Di tengah cerita Ki Lurah Singoranu tentang keinginan Ratna Nareh menggelar pertunjukan di Sanggar Pamujan untuk menyerap energi baik maupun buruk, membuat Ratu Sendang Sarpamara murka.
Surologo kemudian menyela cerita Ki Lurah. Ia tiba-tiba ingin mengetahui bagaimana penduduk Desa Wonontoro yang tinggal di daerah terpencil dapat memiliki Sanggar Pamujan yang fungsinya telah disalahgunakan oleh Ratna Nareh.
Ki Lurah Singoranu pun menceritakan bagaimana terciptanya Sanggar Pamujan di Desa Wonontoro kepada Surologo. Dahulu rombongan besar datang dari arah barat, dipimpin oleh seorang Rsi yang penuh wibawa. Sepanjang perjalanannya ke arah timur, beliau bersama para muridnya bertapa di gunung hingga tibalah di Sungai Para Lingga di Gunung Raung. Kedatangannya jauh sebelum kerajaan milik Raja Airlangga berdiri, jauh sebelum Calonarang ada dan tentu saja jauh dari masa Kerajaan Majapahit.
Di tepi Sungai Para Lingga itulah sang Rsi membuat pasraman atau pertapaan seperti tempat-tempat sebelumnya yang pernah disinggahinya. Rsi berkarisma itu bernama Rsi Markandea, yang rupanya mendapat pawisik gaib untuk melanjutkan perjalanannya ke arah timur. Dengan ketaatannya yang luar biasa, bersama para muridnya sang Rsi kembali menerabas hutan hingga menyeberangi Segoro Rupek, selat kecil di arah timur menuju sebuah tanah keramat.
Namun sesampai di sana, para murid yang dibawa justru banyak yang meninggal, setelah membabat hutan lebat untuk digunakan sebagai pemukiman. Akibatnya, Rsi Markandea harus kembali ke pasramannya di pinggir Sungai Para Lingga di Gunung Raung untuk bertapa menemukan jalan keluar. Dari pertapaannya itu, beliau kembali mendapat pawisik untuk melakukan upacara suci sebelum menjelajahi lebih jauh tanah keramat itu. Upacara itu kemudian dilaksanakan di puncak Gunung Toh Langkir.
Selain memberikan sejumlah persembahan, Rsi Markandea menanam Panca Datu yaitu lima elemen logam yang terdiri atas emas, perak, perunggu, tembaga dan besi. Saat upacara itu selesai dilaksanakan dan segala menjadi baik-baik saja, di puncak itulah sang Rsi baru menyadari bahwa tanah keramat itu ternyata terpisah dari tanah Jawa. Meski hanya dibatasi selat kecil. Pulau tersendiri itu kemudian dikenal sebagai Bali yang dalam bahasa Palawanya bisa dimaksudkan sebagai persembahan bagi para Dewata. Sementara Gunung Tohlangkir akhirnya kita kenal sebagai Gunung Agung saat ini.

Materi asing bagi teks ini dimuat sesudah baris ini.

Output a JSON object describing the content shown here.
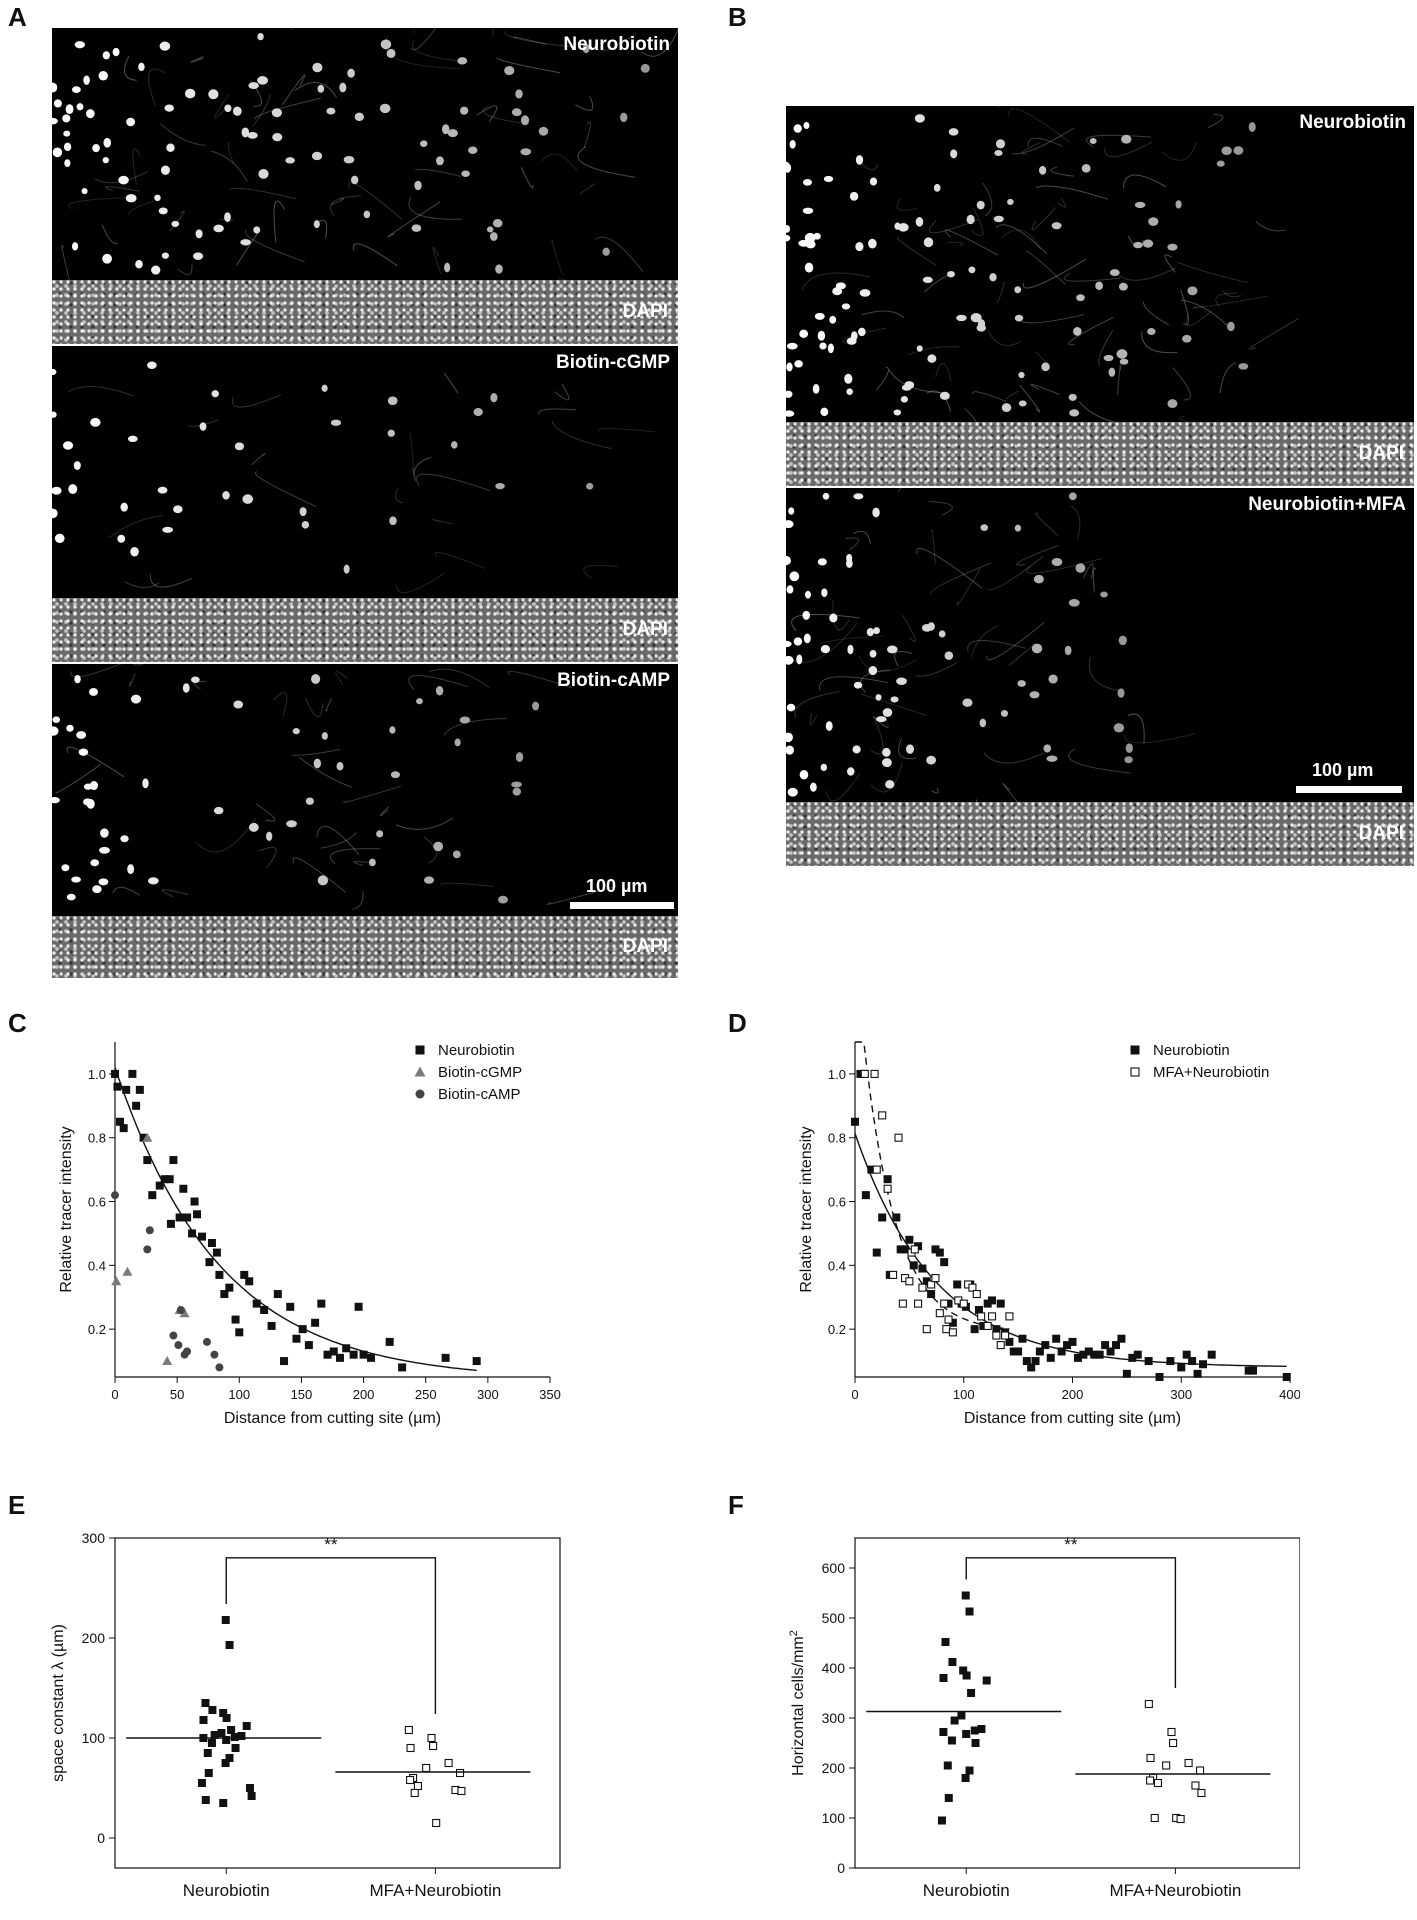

Suatu ketika ada penduduk Wonontoro yang keluar desa melalui sisi utara menuju Sungai Para Lingga untuk mencari bibit-bibit ikan. Sesampai di sana baru ia tahu bahwa ada sebuah pasraman telah berdiri. Pasraman itu hanya dihuni beberapa orang kala itu, karena sebagian besar telah ke Bali mengikuti Rsi Markandea. Di pasraman itulah ia tertarik dengan ajaran-ajaran Siwa yang diketahui dari sisa pengikut Rsi Markandea. Saat pulang ke Wonontoro, dia mengajarkannya juga kepada penduduk yang lain, kemudian berdirilah Sanggar Pamujan sebagai ranah puja. Pada saat itulah banyak penduduk Wonontoro menganut ajaran Siwa.